Uncertainty Drives Social Bias Changes in Quantized Large Language Models
Abstract
Aggregate bias metrics are fundamentally misleading for quantized large language models: quantization causes up to 21% of individual responses to flip between biased and unbiased states while aggregate scores remain unchanged, creating invisible harms that standard evaluations fail to detect. To reveal this hidden phenomenon, we introduce PostTrainingBiasBench, a unified framework for rigorous bias evaluation, and conduct the first large-scale study of 50 quantized models across 13 closed- and open-ended benchmarks.
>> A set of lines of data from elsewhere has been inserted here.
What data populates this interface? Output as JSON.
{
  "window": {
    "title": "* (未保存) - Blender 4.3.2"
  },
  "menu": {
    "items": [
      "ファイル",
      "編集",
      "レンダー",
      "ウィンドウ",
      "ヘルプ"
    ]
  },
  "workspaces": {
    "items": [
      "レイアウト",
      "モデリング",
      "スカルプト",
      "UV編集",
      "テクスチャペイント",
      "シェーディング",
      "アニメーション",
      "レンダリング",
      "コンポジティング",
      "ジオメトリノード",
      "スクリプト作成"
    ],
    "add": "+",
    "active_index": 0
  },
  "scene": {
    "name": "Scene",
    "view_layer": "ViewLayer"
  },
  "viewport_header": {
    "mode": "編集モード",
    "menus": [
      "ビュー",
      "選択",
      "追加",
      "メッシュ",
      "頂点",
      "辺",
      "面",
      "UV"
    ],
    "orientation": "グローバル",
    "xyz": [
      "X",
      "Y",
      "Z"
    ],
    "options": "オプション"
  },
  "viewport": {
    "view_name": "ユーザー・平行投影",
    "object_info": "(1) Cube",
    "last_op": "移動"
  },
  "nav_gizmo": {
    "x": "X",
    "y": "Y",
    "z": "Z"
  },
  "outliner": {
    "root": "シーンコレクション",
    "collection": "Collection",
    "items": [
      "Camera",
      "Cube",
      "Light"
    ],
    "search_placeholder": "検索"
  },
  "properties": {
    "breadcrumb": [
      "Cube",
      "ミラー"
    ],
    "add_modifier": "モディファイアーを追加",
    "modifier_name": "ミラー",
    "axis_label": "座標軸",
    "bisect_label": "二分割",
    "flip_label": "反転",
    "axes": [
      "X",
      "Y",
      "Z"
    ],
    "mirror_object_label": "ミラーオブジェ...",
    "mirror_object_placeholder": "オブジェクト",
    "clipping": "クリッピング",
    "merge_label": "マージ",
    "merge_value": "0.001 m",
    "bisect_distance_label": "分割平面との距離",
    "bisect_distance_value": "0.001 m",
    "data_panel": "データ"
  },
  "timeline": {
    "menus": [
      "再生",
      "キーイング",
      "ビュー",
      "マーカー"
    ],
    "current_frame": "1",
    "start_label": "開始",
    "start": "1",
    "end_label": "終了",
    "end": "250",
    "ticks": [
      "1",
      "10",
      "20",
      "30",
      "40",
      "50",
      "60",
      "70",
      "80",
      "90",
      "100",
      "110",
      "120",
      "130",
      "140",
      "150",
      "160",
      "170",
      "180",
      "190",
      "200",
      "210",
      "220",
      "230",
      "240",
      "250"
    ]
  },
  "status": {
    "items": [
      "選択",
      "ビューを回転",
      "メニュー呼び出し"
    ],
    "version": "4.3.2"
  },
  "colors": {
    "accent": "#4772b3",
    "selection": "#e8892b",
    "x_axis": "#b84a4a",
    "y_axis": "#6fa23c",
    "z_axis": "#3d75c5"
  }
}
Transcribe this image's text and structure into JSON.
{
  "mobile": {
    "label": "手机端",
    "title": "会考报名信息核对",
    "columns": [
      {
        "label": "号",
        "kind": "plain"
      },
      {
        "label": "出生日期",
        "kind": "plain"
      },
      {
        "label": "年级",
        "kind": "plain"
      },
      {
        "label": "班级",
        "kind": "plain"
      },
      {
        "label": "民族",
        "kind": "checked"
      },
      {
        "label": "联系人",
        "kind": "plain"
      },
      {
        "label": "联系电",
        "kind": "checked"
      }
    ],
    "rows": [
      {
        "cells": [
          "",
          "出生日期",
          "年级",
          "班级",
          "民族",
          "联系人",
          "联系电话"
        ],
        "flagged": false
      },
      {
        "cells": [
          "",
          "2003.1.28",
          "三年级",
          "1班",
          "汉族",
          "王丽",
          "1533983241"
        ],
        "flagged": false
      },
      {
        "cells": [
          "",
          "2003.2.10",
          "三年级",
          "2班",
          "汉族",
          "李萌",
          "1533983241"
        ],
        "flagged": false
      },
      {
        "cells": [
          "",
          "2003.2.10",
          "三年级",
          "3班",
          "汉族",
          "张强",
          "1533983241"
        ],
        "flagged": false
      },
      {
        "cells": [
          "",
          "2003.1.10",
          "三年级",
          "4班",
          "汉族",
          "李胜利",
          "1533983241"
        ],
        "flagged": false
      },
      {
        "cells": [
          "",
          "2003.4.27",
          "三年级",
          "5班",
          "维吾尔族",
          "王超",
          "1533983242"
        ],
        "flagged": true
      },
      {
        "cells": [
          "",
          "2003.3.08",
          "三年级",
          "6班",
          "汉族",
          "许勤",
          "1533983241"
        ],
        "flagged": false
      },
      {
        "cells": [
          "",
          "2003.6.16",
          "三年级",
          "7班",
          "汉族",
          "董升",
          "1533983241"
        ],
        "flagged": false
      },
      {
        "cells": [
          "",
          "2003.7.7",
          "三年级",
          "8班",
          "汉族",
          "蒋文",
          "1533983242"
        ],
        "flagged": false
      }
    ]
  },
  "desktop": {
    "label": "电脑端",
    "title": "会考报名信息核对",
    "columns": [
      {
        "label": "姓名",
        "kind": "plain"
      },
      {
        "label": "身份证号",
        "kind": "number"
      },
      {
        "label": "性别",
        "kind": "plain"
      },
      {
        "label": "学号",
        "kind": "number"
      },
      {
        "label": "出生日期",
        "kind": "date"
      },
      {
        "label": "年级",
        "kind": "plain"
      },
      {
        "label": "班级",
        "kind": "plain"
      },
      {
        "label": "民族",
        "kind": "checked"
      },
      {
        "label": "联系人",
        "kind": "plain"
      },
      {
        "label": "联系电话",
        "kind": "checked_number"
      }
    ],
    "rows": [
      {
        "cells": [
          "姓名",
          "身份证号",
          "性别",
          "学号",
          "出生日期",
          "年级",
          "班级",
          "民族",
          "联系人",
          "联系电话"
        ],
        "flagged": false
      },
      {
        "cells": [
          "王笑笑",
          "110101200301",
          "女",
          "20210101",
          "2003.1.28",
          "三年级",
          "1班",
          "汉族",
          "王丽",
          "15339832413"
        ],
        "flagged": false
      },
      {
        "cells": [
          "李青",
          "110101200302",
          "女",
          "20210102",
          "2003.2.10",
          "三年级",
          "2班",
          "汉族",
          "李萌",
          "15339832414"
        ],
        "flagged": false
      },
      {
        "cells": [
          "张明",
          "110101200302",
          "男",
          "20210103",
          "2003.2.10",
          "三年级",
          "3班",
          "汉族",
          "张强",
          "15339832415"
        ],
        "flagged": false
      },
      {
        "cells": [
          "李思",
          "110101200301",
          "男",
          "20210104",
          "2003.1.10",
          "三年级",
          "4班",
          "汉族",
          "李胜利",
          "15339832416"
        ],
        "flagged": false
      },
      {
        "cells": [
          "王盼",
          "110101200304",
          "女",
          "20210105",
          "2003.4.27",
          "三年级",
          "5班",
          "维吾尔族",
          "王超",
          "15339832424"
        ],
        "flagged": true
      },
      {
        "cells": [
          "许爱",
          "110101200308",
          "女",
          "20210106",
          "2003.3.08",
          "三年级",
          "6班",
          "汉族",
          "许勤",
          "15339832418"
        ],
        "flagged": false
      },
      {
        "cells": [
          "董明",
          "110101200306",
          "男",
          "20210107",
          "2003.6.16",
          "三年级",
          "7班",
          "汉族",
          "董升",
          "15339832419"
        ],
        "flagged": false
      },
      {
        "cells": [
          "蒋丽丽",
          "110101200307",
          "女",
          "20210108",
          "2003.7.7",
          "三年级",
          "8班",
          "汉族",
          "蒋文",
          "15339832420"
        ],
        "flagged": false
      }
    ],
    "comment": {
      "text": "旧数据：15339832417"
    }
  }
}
We find these flips are strongly linked to model uncertainty: uncertain responses are 3-11x more likely to change than the confident ones. Through controlled intervention via preference optimization, we establish causal evidence that uncertainty drives response flipping. Quantization strength amplifies the effect (4-bit quantized models show 4-6x more behavioral changes than 8-bit). Critically, these shifts asymmetrically impact demographic groups, with bias can worsen by up to 18.6% for some groups while improving by 14.1% for others, yielding misleadingly neutral aggregate outcomes. Larger models show no consistent robustness advantage, and group-specific shifts vary unpredictably across model families. Together, our findings demonstrate that compression fundamentally reshapes bias patterns, underscoring the need for rigorous post-quantization evaluation and interventions to ensure reliability in practice.